E.M.: I am inspired by Dr Beth Brainerd and Dr Sharon Swartz, both professors in the Department of Ecology, Evolution and Organismal Biology at Brown University. They have made strong impacts on the advancement of knowledge and are leaders in their respective fields. I am most inspired by the excitement they exude when discussing their own and others' research questions. Both Dr Brainerd and Dr Swartz have welcomed me into the department over the past year, and I am lucky to have the chance to discuss my ideas with them, as they are both serving on my thesis committee. Importantly, they have challenged me to rethink my ideas about my work. I look forward to working with them throughout my PhD.

N.G.: I am particularly inspired by women in science, especially Katherine Johnson, Barbara McClintock, Jennifer Doudna and Emmanuelle Charpentier, who were/are pioneers in their respective fields despite facing many obstacles because of their gender. Both Johnson and McClintock were scientists at a time when women were frequently overlooked, underestimated, undervalued and openly discriminated against. Yet both women went on to make foundational contributions to the fields of astrophysics and genetics, respectively. Additionally, my own scientific endeavors in molecular biology (and the findings of this paper) would not have been possible without the unparalleled work of Doudna and Charpentier in discovering a role for CRISPR-Cas9 as a programmable tool for genome editing.

What's next for you?

E.M.: I am a second-year PhD student, so my most pressing next step is passing my qualification/candidacy exam! I look forward to developing plans for my thesis proposal and seeing projects come together that have been on my mind over the past year. My future goals are to teach at a small university that equally values teaching and research. I look forward to one day sharing my research interests with young students like myself, and I hope to inspire a next generation of scientists the way I have been inspired.

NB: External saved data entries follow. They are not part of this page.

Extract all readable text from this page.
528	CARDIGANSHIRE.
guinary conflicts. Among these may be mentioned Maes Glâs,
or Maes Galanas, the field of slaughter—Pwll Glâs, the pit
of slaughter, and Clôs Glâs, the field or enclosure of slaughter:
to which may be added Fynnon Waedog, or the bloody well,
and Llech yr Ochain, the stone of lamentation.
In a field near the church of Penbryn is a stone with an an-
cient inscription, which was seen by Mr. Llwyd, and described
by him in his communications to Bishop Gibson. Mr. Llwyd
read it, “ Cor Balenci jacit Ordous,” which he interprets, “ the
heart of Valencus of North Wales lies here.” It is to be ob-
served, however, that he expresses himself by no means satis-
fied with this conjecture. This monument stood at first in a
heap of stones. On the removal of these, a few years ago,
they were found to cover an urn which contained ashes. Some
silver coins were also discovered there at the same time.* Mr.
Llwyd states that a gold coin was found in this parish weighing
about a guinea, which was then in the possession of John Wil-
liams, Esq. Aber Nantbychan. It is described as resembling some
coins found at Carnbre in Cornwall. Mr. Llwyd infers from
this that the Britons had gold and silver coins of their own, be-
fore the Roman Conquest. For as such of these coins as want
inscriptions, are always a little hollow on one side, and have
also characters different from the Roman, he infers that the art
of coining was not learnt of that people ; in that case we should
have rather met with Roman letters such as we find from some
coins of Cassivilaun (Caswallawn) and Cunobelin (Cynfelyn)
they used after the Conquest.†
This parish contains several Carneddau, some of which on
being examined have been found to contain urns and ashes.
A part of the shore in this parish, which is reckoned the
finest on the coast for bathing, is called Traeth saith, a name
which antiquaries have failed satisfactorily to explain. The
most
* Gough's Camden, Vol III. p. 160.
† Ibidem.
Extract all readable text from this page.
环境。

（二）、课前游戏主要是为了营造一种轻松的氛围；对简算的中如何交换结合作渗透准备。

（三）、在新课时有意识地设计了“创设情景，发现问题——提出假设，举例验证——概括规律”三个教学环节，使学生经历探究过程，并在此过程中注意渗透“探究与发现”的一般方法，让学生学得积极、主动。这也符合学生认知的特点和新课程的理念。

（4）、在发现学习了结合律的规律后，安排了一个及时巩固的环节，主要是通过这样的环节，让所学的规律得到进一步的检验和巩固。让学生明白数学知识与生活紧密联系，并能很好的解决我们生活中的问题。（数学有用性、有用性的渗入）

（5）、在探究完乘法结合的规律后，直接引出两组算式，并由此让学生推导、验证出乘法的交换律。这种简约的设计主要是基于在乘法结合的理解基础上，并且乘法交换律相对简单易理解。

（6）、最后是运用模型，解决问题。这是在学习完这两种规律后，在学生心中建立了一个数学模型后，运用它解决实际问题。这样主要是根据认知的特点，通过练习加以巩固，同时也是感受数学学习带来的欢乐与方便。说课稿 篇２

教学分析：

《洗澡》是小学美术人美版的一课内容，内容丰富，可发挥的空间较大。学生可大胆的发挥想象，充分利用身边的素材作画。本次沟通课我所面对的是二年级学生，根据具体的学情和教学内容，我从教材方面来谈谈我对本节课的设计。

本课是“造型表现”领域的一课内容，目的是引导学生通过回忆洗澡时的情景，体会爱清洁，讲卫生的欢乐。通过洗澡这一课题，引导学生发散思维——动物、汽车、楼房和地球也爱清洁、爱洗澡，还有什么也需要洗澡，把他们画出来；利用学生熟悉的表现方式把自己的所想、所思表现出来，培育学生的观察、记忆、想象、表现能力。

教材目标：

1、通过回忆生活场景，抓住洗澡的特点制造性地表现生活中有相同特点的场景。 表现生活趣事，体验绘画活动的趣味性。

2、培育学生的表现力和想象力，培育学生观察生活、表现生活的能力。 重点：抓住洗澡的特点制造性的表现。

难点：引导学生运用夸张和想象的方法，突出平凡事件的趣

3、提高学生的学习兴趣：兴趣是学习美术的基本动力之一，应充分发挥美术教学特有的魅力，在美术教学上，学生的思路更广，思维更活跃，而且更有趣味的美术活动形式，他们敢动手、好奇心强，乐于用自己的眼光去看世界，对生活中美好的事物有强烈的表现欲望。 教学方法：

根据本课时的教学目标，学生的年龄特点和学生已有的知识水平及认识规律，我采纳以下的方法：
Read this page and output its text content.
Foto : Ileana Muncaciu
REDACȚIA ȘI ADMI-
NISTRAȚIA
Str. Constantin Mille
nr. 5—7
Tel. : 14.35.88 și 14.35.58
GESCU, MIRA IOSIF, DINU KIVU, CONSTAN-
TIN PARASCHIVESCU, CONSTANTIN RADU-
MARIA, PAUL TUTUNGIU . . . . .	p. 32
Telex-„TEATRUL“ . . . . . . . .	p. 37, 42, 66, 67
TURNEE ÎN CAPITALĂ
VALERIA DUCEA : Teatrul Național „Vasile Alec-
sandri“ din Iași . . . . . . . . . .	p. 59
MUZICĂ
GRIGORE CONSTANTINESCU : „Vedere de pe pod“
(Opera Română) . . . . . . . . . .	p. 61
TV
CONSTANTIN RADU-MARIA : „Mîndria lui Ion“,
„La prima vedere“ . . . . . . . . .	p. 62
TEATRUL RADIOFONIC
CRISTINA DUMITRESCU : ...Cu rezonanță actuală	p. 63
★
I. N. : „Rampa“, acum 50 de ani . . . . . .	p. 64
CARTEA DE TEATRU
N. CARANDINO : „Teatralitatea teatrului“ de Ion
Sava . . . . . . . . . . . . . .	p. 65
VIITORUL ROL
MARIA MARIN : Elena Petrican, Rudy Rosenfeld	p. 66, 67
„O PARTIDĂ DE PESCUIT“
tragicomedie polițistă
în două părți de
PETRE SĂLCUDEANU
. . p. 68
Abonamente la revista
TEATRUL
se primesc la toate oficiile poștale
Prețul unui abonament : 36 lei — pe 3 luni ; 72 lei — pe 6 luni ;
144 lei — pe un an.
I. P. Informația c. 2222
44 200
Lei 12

N.G.: I am currently a first-year PhD student in the Biochemistry, Cellular and Molecular Biology Graduate Program at Johns Hopkins University School of Medicine. As such, my next steps are to finish rotations, complete my coursework and find a thesis lab. I am really excited for the coming months, during which I will get the opportunity to explore different scientific disciplines, learn new techniques/model systems, find a new lab home and (possibly) make some novel discoveries. Following graduate school, I hope to pursue a career in academia.

Tell us something interesting about yourself that wouldn't be on your CV

E.M.: One of my favorite things is to identify species of plants and birds. My background is in neither of those fields, but with apps like iNaturalist and Merlin, I can learn so much about my surroundings with the click of a button.